Romance-Croatian Parallel Corpus


RomCro, the Parallel Corpus of Romance Languages and Croatian was constructed at the Department of Romance Languages and Literatures of the Faculty of Humanities and Social Sciences, University of Zagreb. The corpus unites five Romance languages (French, Italian, Portuguese, Romanian, Spanish) and Croatian language. It consists of literary texts from the 20th and 21st centuries. The corpus consists of the original sentences aligned with their translational equivalents in remaining five languages. The original order of sentences is scrambled.

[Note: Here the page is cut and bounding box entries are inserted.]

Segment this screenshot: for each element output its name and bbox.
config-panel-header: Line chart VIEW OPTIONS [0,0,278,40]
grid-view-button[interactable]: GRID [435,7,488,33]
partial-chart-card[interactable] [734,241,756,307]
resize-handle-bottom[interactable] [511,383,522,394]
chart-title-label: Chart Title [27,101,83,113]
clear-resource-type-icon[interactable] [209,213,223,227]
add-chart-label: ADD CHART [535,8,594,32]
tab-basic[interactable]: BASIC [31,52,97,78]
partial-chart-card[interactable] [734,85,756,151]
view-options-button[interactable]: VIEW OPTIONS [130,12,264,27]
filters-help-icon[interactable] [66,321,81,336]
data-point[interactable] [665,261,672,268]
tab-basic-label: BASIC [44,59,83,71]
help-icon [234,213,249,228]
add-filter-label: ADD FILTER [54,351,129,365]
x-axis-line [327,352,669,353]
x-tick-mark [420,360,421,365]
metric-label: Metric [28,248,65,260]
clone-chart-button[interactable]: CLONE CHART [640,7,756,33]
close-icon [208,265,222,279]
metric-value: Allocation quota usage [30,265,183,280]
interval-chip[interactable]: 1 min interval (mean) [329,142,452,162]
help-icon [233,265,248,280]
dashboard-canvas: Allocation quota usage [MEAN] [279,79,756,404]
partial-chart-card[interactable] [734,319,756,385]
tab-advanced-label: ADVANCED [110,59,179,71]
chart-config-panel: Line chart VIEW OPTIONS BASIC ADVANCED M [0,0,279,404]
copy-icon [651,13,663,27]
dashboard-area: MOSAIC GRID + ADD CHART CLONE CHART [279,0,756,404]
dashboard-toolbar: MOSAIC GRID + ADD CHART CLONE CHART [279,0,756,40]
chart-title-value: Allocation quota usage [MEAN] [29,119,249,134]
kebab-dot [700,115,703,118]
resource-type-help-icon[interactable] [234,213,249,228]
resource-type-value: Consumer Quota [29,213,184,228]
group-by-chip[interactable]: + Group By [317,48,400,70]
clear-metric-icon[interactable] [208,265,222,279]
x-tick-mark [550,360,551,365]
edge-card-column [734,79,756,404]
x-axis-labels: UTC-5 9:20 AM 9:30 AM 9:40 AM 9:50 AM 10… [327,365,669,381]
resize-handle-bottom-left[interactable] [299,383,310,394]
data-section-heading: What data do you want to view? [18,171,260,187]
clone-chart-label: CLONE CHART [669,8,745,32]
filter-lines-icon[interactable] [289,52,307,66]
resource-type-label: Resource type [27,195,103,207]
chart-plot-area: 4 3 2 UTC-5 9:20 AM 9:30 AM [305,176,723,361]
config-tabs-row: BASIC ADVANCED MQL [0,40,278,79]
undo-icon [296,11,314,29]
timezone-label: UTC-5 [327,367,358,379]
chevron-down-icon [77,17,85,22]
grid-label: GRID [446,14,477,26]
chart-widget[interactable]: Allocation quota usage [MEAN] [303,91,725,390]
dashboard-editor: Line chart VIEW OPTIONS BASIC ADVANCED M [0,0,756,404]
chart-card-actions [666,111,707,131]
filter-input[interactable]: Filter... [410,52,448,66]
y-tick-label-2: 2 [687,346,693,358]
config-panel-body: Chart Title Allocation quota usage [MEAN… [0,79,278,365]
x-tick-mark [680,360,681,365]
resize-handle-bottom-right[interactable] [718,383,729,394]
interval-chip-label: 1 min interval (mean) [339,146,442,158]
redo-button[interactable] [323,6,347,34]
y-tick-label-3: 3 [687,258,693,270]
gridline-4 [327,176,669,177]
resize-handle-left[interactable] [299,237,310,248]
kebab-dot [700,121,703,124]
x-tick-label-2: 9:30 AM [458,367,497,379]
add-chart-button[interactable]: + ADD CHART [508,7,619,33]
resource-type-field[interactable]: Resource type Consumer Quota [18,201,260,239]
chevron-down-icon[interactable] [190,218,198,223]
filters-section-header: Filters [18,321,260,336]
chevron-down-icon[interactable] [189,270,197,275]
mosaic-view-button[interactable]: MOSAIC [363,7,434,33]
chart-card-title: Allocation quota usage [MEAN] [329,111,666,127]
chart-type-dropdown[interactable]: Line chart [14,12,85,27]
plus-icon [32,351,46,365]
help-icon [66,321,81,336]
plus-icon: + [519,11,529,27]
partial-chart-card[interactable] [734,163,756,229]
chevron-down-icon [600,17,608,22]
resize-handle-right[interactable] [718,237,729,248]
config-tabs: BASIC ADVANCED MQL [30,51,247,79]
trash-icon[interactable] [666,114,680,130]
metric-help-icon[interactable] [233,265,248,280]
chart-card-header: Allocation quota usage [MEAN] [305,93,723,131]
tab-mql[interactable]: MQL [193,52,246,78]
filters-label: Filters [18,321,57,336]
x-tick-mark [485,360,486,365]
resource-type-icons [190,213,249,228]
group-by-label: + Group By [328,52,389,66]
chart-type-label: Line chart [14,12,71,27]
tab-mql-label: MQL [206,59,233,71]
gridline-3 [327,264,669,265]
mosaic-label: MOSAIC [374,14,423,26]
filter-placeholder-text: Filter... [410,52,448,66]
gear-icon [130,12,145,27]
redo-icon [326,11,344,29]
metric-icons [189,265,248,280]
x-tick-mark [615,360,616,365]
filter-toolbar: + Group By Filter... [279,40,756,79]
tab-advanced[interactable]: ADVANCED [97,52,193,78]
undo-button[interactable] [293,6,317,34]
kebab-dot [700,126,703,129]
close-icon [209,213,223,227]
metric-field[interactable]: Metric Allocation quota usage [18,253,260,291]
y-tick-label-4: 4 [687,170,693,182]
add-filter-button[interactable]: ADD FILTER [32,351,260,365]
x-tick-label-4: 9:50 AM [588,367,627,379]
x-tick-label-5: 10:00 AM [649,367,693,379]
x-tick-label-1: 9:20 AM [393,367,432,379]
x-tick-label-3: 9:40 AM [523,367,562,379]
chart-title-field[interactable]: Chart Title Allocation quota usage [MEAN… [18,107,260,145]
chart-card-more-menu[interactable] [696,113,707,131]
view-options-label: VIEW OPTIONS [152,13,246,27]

The corpus size is 15.9 million words (15,861,605) and the distribution by languages is as follows: French 2.9 Mw (2,971,267), Italian 2.5 Mw (2,585,828), Portuguese 2.5 Mw (2,551,968), Romanian 2.6 Mw (2,647,311), Spanish 2.7 Mw (2,700,742), and Croatian 2.4 Mw (2,551,968). Total number of TUs is 142,470. In order to enable the usage of this corpus for different purposes, we provide it in two different formats: TMX and TSV. In both formats, the order of languages is Spanish (es), French (fr), Italian (it), Portuguese (pt), Romanian (ro), Croatian (hr). The TMX and the TSV files also contain notes about the original language, writer, and the title of the text the segment is from.